某日、近くの書店に行くとお子様たちが多い。

家族連れの方々も多いのが目につく。隣のスペースの喫茶も満席みたいだ。

そうか、こんな時こそ本を読むべきなんだな、と思う。

 

あれこれ物色しているうちに『山猫珈琲』が目にとまる。

どうも「猫」にわが目は反応したようだ。

 

上・下巻購入した。

そして2冊とも、もう読んでしまった。

タイトルに惹かれて買ったのだが「猫」のエッセイはあまりなかった。

(かわりに、カワイイ猫のイラストがあちこちに描かれてあった。)

好きなものは「山」・「猫」・「珈琲」ということで『山猫珈琲』にしたみたい。

「山」のエッセイ、そして著者が在住する淡路島の風景や「おいしいもの」が

沢山出てくる。

 

そう、湊かなえさんは、2008年『告白』の小説の刊行によって、2009年に

「本屋大賞」を受賞して、翌年にはその小説が映画化されたことだ。

小説家としてデビューする前には脚本を書き、応募している。そのシナリオを

書いていた頃の決意が凄まじい ?

                   地方在住のまま、必ず成功してやる ! と誓う



などと、赤裸々に書かれている。

上巻の第三部の「デビュー前夜」あたりから一気に読んだ。

やはり何かを極めようとする人の〈志〉はスゴイ。

 

     (略)たとえば、1度目の流産より2度目の流産の方が早く

     立ち直れるのは、心が強くなったからではなく、心の一部を

     石化させることを覚えたからだと思うのです。

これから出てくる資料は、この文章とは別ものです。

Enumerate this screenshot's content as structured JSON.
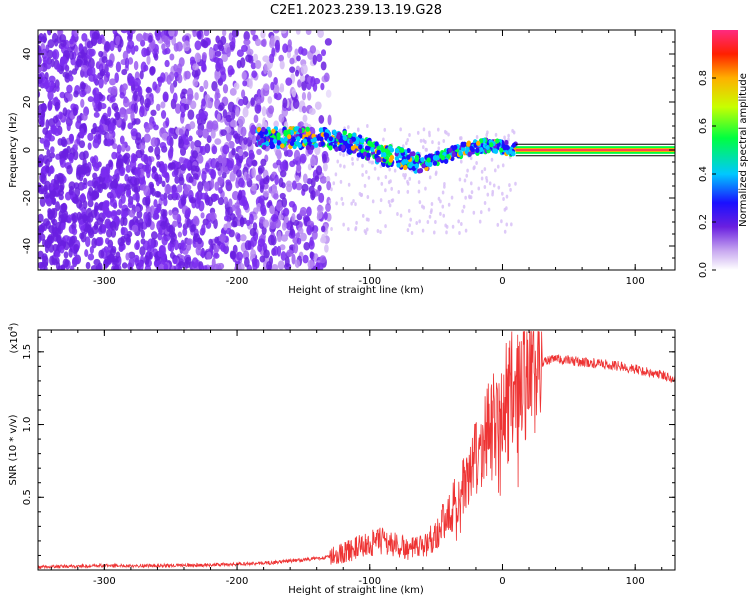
{
  "title": "C2E1.2023.239.13.19.G28",
  "chart_data": [
    {
      "type": "heatmap",
      "xlabel": "Height of straight line (km)",
      "ylabel": "Frequency (Hz)",
      "xlim": [
        -350,
        130
      ],
      "ylim": [
        -50,
        50
      ],
      "xticks": [
        -300,
        -200,
        -100,
        0,
        100
      ],
      "yticks": [
        -40,
        -20,
        0,
        20,
        40
      ],
      "colorbar": {
        "label": "Normalized spectral amplitude",
        "range": [
          0,
          1
        ],
        "ticks": [
          "0.0",
          "0.2",
          "0.4",
          "0.6",
          "0.8"
        ]
      },
      "ridge": {
        "x": [
          -180,
          -160,
          -140,
          -120,
          -110,
          -100,
          -90,
          -80,
          -70,
          -60,
          -50,
          -40,
          -30,
          -20,
          -10,
          0,
          10,
          50,
          100,
          130
        ],
        "y": [
          5,
          5,
          5,
          4,
          2,
          0,
          -2,
          -3,
          -4,
          -6,
          -4,
          -2,
          0,
          1,
          2,
          1,
          0,
          0,
          0,
          0
        ]
      }
    },
    {
      "type": "line",
      "xlabel": "Height of straight line (km)",
      "ylabel": "SNR (10 * v/v)",
      "yscale_label": "(x10",
      "yscale_exp": "4",
      "xlim": [
        -350,
        130
      ],
      "ylim": [
        0,
        1.65
      ],
      "xticks": [
        -300,
        -200,
        -100,
        0,
        100
      ],
      "yticks": [
        "0.5",
        "1.0",
        "1.5"
      ],
      "color": "#ee3333",
      "envelope": {
        "x": [
          -350,
          -300,
          -250,
          -200,
          -175,
          -150,
          -130,
          -120,
          -110,
          -100,
          -90,
          -80,
          -70,
          -60,
          -50,
          -40,
          -30,
          -20,
          -10,
          0,
          10,
          20,
          30,
          40,
          50,
          70,
          90,
          110,
          130
        ],
        "y": [
          0.02,
          0.03,
          0.03,
          0.04,
          0.05,
          0.07,
          0.09,
          0.12,
          0.15,
          0.18,
          0.2,
          0.17,
          0.14,
          0.16,
          0.25,
          0.4,
          0.55,
          0.75,
          0.95,
          1.1,
          1.25,
          1.38,
          1.43,
          1.45,
          1.44,
          1.42,
          1.4,
          1.36,
          1.32
        ]
      }
    }
  ]
}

心の大部分が

     石化してしまう前に、何か心を表現できることをしなければ、

     その思いをもって、書くことに挑戦することにしました。(略)

 

この部分がいちばん感動したところ。

「心の石化」なんて発想は流石、作家サン。

心が石化してしまわないうちに、わたしも短歌を作らなくちゃ。